In [None]:
# 필요한 라이브러리 설치

# !pip install -q hmmlearn
# !pip install -q plotly
# !pip install -q sklearn
# !pip install -q yfinance

In [None]:
# 필요한 라이브러리 호출

import numpy as np
from sklearn.cluster import KMeans
import pandas as pd
from hmmlearn.hmm import GaussianHMM
import plotly.graph_objects as go
from plotly.graph_objs.scatter.marker import Line
from plotly.subplots import make_subplots
import plotly.express as px
from sklearn.cluster import AgglomerativeClustering
from sklearn.mixture import GaussianMixture
import warnings
import math
import yfinance as yf

# 날짜 관리
import datetime
from datetime import datetime, timedelta

warnings.filterwarnings('ignore')

In [None]:
# yfinance로 데이터 불러오기

# 파라미터
ticker = '^KS11' # KOSPI(^KS11), KOSPI 200(^KS200), S&P 500(^SPX), S&P 500 선물(ES=F)
start_dt = (datetime.now() - timedelta(days=365*30)).strftime('%Y-%m-%d')
end_dt = (datetime.now() - timedelta(days=1)).strftime('%Y-%m-%d')

# 데이터 불러오기
prices = yf.download(ticker, start=start_dt, end=end_dt)
prices = prices[['Close']]
prices.columns = [ticker]
prices

In [None]:
# 호출한 데이터 확인

trading_instrument = prices.columns[0]
prices.columns.name = trading_instrument
px.line(prices[trading_instrument])

In [None]:
# 모델에 넣을 데이터 준비

def prepare_data_for_model_input(prices, ma):
    '''
        Input:
        prices (df) - Dataframe of close prices
        ma (int) - legth of the moveing average

        Output:
        prices(df) - An enhanced prices dataframe, with moving averages and log return columns
        prices_array(nd.array) - an array of log returns
    '''

    intrument = prices.columns.name
    prices[f'{intrument}_ma'] = prices.rolling(ma).mean()
    prices[f'{intrument}_log_return'] = np.log(prices[f'{intrument}_ma']/prices[f'{intrument}_ma'].shift(1)).dropna()

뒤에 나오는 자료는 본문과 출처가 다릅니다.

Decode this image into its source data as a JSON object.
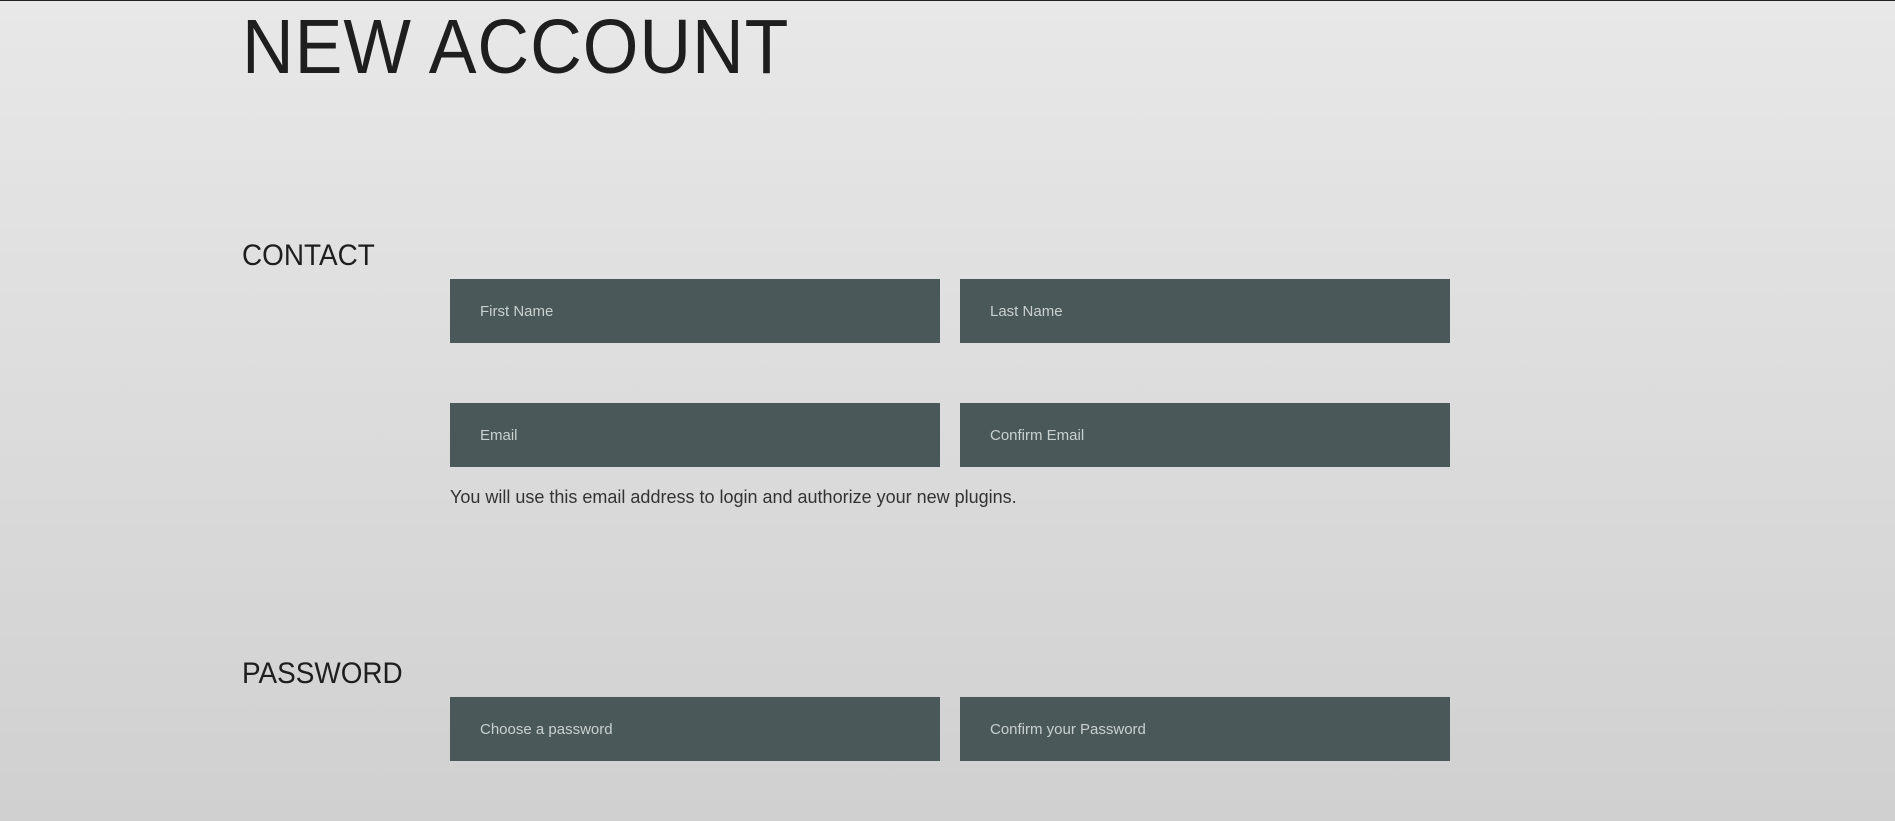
{
  "page": {
    "title": "NEW ACCOUNT"
  },
  "contact": {
    "heading": "CONTACT",
    "first_name_placeholder": "First Name",
    "last_name_placeholder": "Last Name",
    "email_placeholder": "Email",
    "confirm_email_placeholder": "Confirm Email",
    "help_text": "You will use this email address to login and authorize your new plugins."
  },
  "password": {
    "heading": "PASSWORD",
    "password_placeholder": "Choose a password",
    "confirm_password_placeholder": "Confirm your Password"
  }
}
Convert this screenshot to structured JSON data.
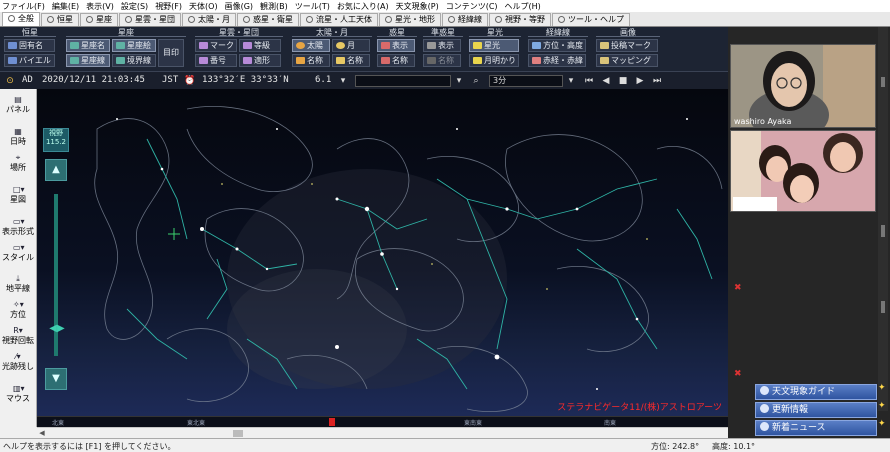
{
  "menu": [
    "ファイル(F)",
    "編集(E)",
    "表示(V)",
    "設定(S)",
    "視野(F)",
    "天体(O)",
    "画像(G)",
    "観測(B)",
    "ツール(T)",
    "お気に入り(A)",
    "天文現象(P)",
    "コンテンツ(C)",
    "ヘルプ(H)"
  ],
  "tabs": [
    "全般",
    "恒星",
    "星座",
    "星雲・星団",
    "太陽・月",
    "惑星・衛星",
    "流星・人工天体",
    "星光・地形",
    "経緯線",
    "視野・等野",
    "ツール・ヘルプ"
  ],
  "ribbon": {
    "groups": {
      "stars": "恒星",
      "constellations": "星座",
      "nebulae": "星雲・星団",
      "sunmoon": "太陽・月",
      "planets": "惑星",
      "minor": "準惑星",
      "glow": "星光",
      "grid": "経緯線",
      "image": "画像"
    },
    "buttons": {
      "proper_name": "固有名",
      "bayer": "バイエル",
      "const_name": "星座名",
      "const_line": "星座線",
      "const_picture": "星座絵",
      "boundary": "境界線",
      "mejirushi": "目印",
      "mark": "マーク",
      "catalog": "番号",
      "magnitude": "等級",
      "shape": "適形",
      "sun": "太陽",
      "moon": "月",
      "sun_name": "名称",
      "moon_name": "名称",
      "planet_show": "表示",
      "planet_name": "名称",
      "minor_show": "表示",
      "minor_name": "名称",
      "glow": "星光",
      "moonlight": "月明かり",
      "altaz": "方位・高度",
      "radec": "赤経・赤緯",
      "projection_mark": "投稿マーク",
      "mapping": "マッピング"
    }
  },
  "toolbar": {
    "ad": "AD",
    "datetime": "2020/12/11 21:03:45",
    "tz": "JST",
    "coords": "133°32′E 33°33′N",
    "mag": "6.1",
    "step": "3分"
  },
  "left_panel": [
    {
      "label": "パネル",
      "icon": "panel-icon"
    },
    {
      "label": "日時",
      "icon": "clock-icon"
    },
    {
      "label": "場所",
      "icon": "location-icon"
    },
    {
      "label": "星図",
      "icon": "star-map-icon"
    },
    {
      "label": "表示形式",
      "icon": "display-format-icon"
    },
    {
      "label": "スタイル",
      "icon": "style-icon"
    },
    {
      "label": "地平線",
      "icon": "horizon-icon"
    },
    {
      "label": "方位",
      "icon": "compass-icon"
    },
    {
      "label": "視野回転",
      "icon": "rotate-icon"
    },
    {
      "label": "光跡残し",
      "icon": "trail-icon"
    },
    {
      "label": "マウス",
      "icon": "mouse-icon"
    }
  ],
  "sky": {
    "fov_label": "視野",
    "fov_value": "115.2",
    "watermark": "ステラナビゲータ11/(株)アストロアーツ",
    "compass_labels": [
      "北東",
      "東北東",
      "東南東",
      "南東"
    ],
    "up_arrow": "▲",
    "down_arrow": "▼",
    "slider_thumb": "◀▶"
  },
  "status": {
    "help": "ヘルプを表示するには [F1] を押してください。",
    "azimuth": "方位: 242.8°",
    "altitude": "高度: 10.1°"
  },
  "video": {
    "name1": "washiro Ayaka"
  },
  "news": [
    {
      "label": "天文現象ガイド",
      "icon": "guide-icon"
    },
    {
      "label": "更新情報",
      "icon": "update-icon"
    },
    {
      "label": "新着ニュース",
      "icon": "info-icon"
    }
  ]
}
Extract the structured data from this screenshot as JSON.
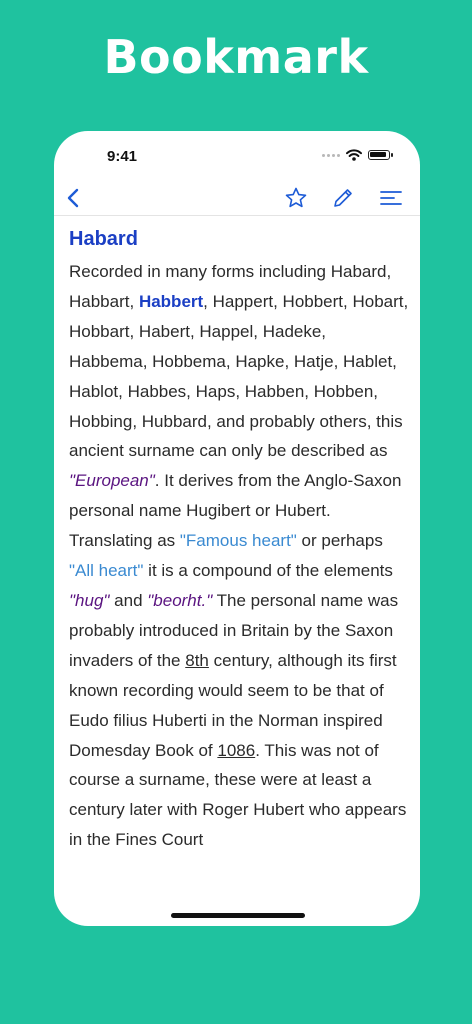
{
  "hero": {
    "title": "Bookmark"
  },
  "status_bar": {
    "time": "9:41"
  },
  "nav": {
    "back_icon": "chevron-left-icon",
    "bookmark_icon": "star-icon",
    "edit_icon": "pencil-icon",
    "menu_icon": "menu-lines-icon"
  },
  "entry": {
    "title": "Habard",
    "segments": {
      "s1": "Recorded in many forms including Habard, Habbart, ",
      "s2": "Habbert",
      "s3": ", Happert, Hobbert, Hobart, Hobbart, Habert, Happel, Hadeke, Habbema, Hobbema, Hapke, Hatje, Hablet, Hablot, Habbes, Haps, Habben, Hobben, Hobbing, Hubbard, and probably others, this ancient surname can only be described as ",
      "s4": "\"European\"",
      "s5": ". It derives from the Anglo-Saxon personal name Hugibert or Hubert. Translating as ",
      "s6": "\"Famous heart\"",
      "s7": " or perhaps ",
      "s8": "\"All heart\"",
      "s9": " it is a compound of the elements ",
      "s10": "\"hug\"",
      "s11": " and ",
      "s12": "\"beorht.\"",
      "s13": " The personal name was probably introduced in Britain by the Saxon invaders of the ",
      "s14": "8th",
      "s15": " century, although its first known recording would seem to be that of Eudo filius Huberti in the Norman inspired Domesday Book of ",
      "s16": "1086",
      "s17": ". This was not of course a surname, these were at least a century later with Roger Hubert who appears in the Fines Court"
    }
  },
  "colors": {
    "background": "#1fc29f",
    "title_blue": "#1b3fc4",
    "link_blue": "#3a8ad1",
    "italic_purple": "#5a1480"
  }
}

    prices.dropna(inplace = True)
    prices_array = np.array([[q] for q in prices[f'{intrument}_log_return'].values])

    return prices, prices_array

In [None]:
# 모델에 넣을 데이터 확인

prices, prices_array = prepare_data_for_model_input(prices, 7)
print(prices.info())
prices

In [None]:
# 레짐을 확인할 모델

class RegimeDetection:

    def get_regimes_hmm(self, input_data, params):
        hmm_model = self.initialise_model(GaussianHMM(), params).fit(input_data)
        return hmm_model

    def get_regimes_clustering(self, params):
        clustering =  self.initialise_model(AgglomerativeClustering(), params)
        return clustering

    def get_regimes_gmm(self, input_data, params):
        gmm = self.initialise_model(GaussianMixture(), params).fit(input_data)
        return gmm

    def initialise_model(self, model, params):
        for parameter, value in params.items():
            setattr(model, parameter, value)
        return model


In [None]:
# 시각화 함수

def plot_hidden_states(hidden_states, prices_df):

    '''
    Input:
    hidden_states(numpy.ndarray) - array of predicted hidden states
    prices_df(df) - dataframe of close prices

    Output:
    Graph showing hidden states and prices

    '''

    colors = ['blue', 'green']
    n_components = len(np.unique(hidden_states))
    fig = go.Figure()

    for i in range(n_components):
        mask = hidden_states == i
        print('Number of observations for State ', i,":", len(prices_df.index[mask]))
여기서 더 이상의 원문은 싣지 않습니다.